Trump, Johnson, Modi and the politics of change
S Prasannarajan S Prasannarajan | 25 Sep, 2020
THOSE WHO FEAR the fall of the democratic project find the culprit not in some weird sociology of freedom but in a few men—it’s still men—swayed by the demonic idea of themselves. The number of such end-is-nearists is multiplying in democracies that we thought were too evolved to perish under the whims of the elected leader. The fiends of the moment, and their crimes against norms retold by righteous liberals and revolutionary progressives, are more than textbook strongmen. They are in thrall to their powers and privileges as preordained liberators in a world where the old establishment is rotten; and they truly believe that their war on a consensus-driven liberal order makes them necessary subversives. Or so goes the scariest story of our time as told by the last moralists. They are right and they are wrong. Right because, in three democracies that represent the old and the new and the most varied, the politics of reordering history is helmed by men whose messianism is larger than their electoral mandate. Wrong because bracketing them together as narcissists and populists is to deny them their disparate cultural inheritance. What we see is not just the end of traditions. We see our moral bias against the impulses of democracy itself.
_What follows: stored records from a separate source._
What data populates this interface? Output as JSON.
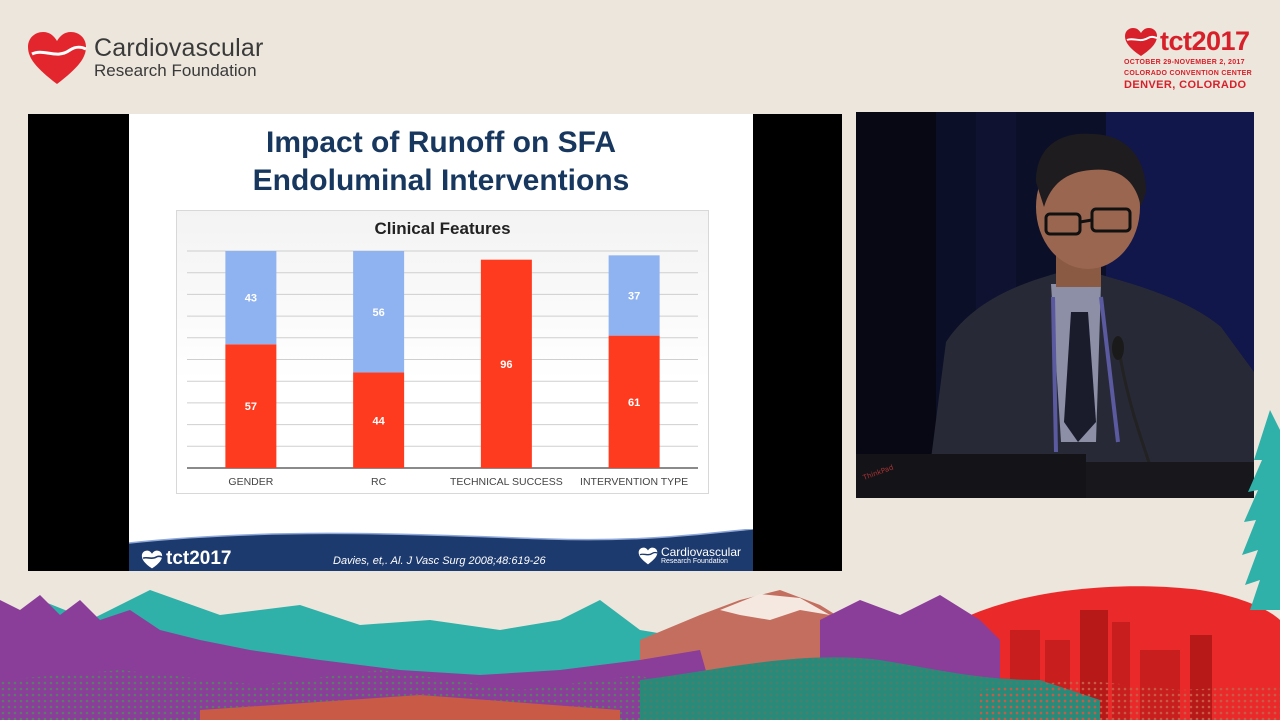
{
  "header": {
    "crf_line1": "Cardiovascular",
    "crf_line2": "Research Foundation",
    "tct_word": "tct2017",
    "tct_dates": "OCTOBER 29-NOVEMBER 2, 2017",
    "tct_venue": "COLORADO CONVENTION CENTER",
    "tct_city": "DENVER, COLORADO"
  },
  "slide": {
    "title_line1": "Impact of Runoff on SFA",
    "title_line2": "Endoluminal Interventions",
    "footer_tct": "tct2017",
    "citation": "Davies, et,. Al. J Vasc Surg 2008;48:619-26",
    "footer_crf_line1": "Cardiovascular",
    "footer_crf_line2": "Research Foundation"
  },
  "colors": {
    "red": "#ff3b1f",
    "blue": "#8fb2f0",
    "title_navy": "#17375e",
    "brand_red": "#d8202a"
  },
  "chart_data": {
    "type": "bar",
    "title": "Clinical Features",
    "categories": [
      "GENDER",
      "RC",
      "TECHNICAL SUCCESS",
      "INTERVENTION TYPE"
    ],
    "series": [
      {
        "values": [
          57,
          44,
          96,
          61
        ],
        "color": "#ff3b1f"
      },
      {
        "values": [
          43,
          56,
          null,
          37
        ],
        "color": "#8fb2f0"
      }
    ],
    "stacked": true,
    "ylim": [
      0,
      100
    ],
    "grid": true,
    "legend": "none"
  }
}
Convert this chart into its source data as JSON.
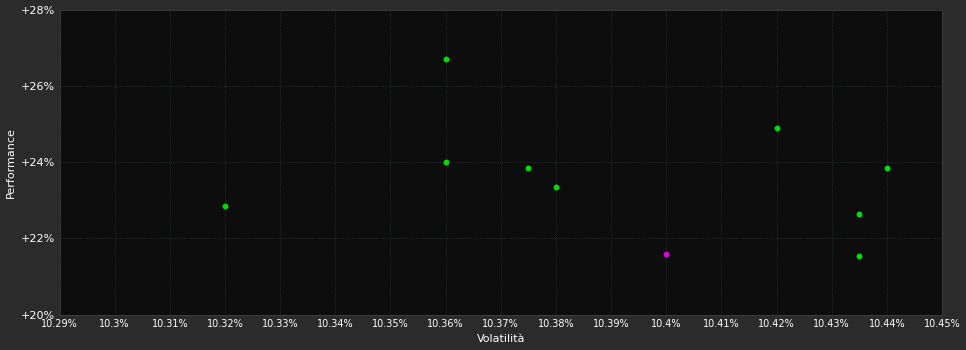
{
  "background_color": "#2b2b2b",
  "plot_bg_color": "#0d0d0d",
  "text_color": "#ffffff",
  "xlabel": "Volatilità",
  "ylabel": "Performance",
  "xlim": [
    10.29,
    10.45
  ],
  "ylim": [
    20.0,
    28.0
  ],
  "xticks": [
    10.29,
    10.3,
    10.31,
    10.32,
    10.33,
    10.34,
    10.35,
    10.36,
    10.37,
    10.38,
    10.39,
    10.4,
    10.41,
    10.42,
    10.43,
    10.44,
    10.45
  ],
  "yticks": [
    20,
    22,
    24,
    26,
    28
  ],
  "ytick_labels": [
    "+20%",
    "+22%",
    "+24%",
    "+26%",
    "+28%"
  ],
  "xtick_labels": [
    "10.29%",
    "10.3%",
    "10.31%",
    "10.32%",
    "10.33%",
    "10.34%",
    "10.35%",
    "10.36%",
    "10.37%",
    "10.38%",
    "10.39%",
    "10.4%",
    "10.41%",
    "10.42%",
    "10.43%",
    "10.44%",
    "10.45%"
  ],
  "green_points": [
    [
      10.32,
      22.85
    ],
    [
      10.36,
      26.7
    ],
    [
      10.36,
      24.0
    ],
    [
      10.375,
      23.85
    ],
    [
      10.38,
      23.35
    ],
    [
      10.42,
      24.9
    ],
    [
      10.435,
      22.65
    ],
    [
      10.44,
      23.85
    ],
    [
      10.435,
      21.55
    ]
  ],
  "magenta_points": [
    [
      10.4,
      21.6
    ]
  ],
  "point_size": 18,
  "green_color": "#00dd00",
  "magenta_color": "#dd00dd"
}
Take the churn in the UK, where tradition is a curse and future is a burden for those who still stand by the verdict of the 2016 referendum. A separation from the EU, with or without a deal, is enforced isolation of an island that has much to gain from the shared destiny of transnationalism, or so think the globalists. Prime Minister Boris Johnson, Britain’s most popular politician, is unlikely to get a deal from the EU. He has such faith in the power of being Boris Johnson, a Churchillian self-portrait with a different war as backdrop, that what matters to him in the end is the nationalisation of Englishness without falling into the closed culture of anti-Europeanism. Add the reality of a worsening pandemic to the inevitability of a rude exit from the EU and what Britain gets is a scenario where its national misfortune has only one name: Boris Johnson. Suddenly, the institutions of democracy are overshadowed by the mythology of the leader as an agent of history. Democracy’s curse, we are made to believe, is its biggest winner.
Across the Atlantic, too, the winner is the curse, and, unlike his English counterpart, Donald Trump is too immersed in the news cycle to borrow from history. No intellectual showmanship with Latin-laced one-liners for him; history for him is a collection of exclamatory tweets. America’s misfortune—spiralling pandemic toll, collapsing economy after a three-year higher performance, and anti-racial eruption after the death of George Floyd—too has been reduced to his size. It’s an individual crime, and the President’s personal aesthetics, or lack thereof, has made it a crime against good taste as well. The new Atlantic cover has the perfect counterpoint to MAGA: ‘Making America Again’. America is in ruins, for one man’s self-obsession has made everything else, from facts to racial justice, negotiable, or even disposable. Here again, the easy availability of evil has turned arguments into familiar declarations of solidarity of the offended. And it’s the politics of offence that the President uses to control the base, subjugate the Republican Party, and to keep his critics transfixed. There could be no bigger me-alone moment in a democracy. The Jacobins have got a kitschy king to fight against in America’s most intense ideological war. “We are the change that we seek,” said Trump’s predecessor who was supposed to be the post-racial president of America. And look where they are.
Or look here to see how gradualism works. If it was personal recklessness that denied the politics of change moral credibility on both sides of the Atlantic, here in India, democracy at its most varied and volatile, power has not diminished the idyll breaker. Modi has bucked the trend, even though his faith in himself as the sole nation builder has not wavered. Restraint can’t be a revolutionary’s credo, but it can certainly make even the most epochal changes culturally and constitutionally smoother. That is what Modi has achieved, and in so doing, he has not alienated his base. He has strengthened it without following its playbook. In the other two democracies with scene-stealing leadership, the sum of all national ills equals the follies of a Johnson or a Trump. As India goes up in the ranks of infected nations, we don’t have a hastily identified political villain. That’s because Modi did not resort to denial or bravado; he played the realist, a more believable role for a leader in the face a global health crisis. And whenever there was the ideological fulfilment of the mandate, it was the Constitution, not the street, that he turned to for legitimacy. Consolidation with restraint is not what passersby practise in politics. It is what those who are here for the long haul do.
You lose faith in democracy only when its fine instincts are suppressed by fly-by-night liberators.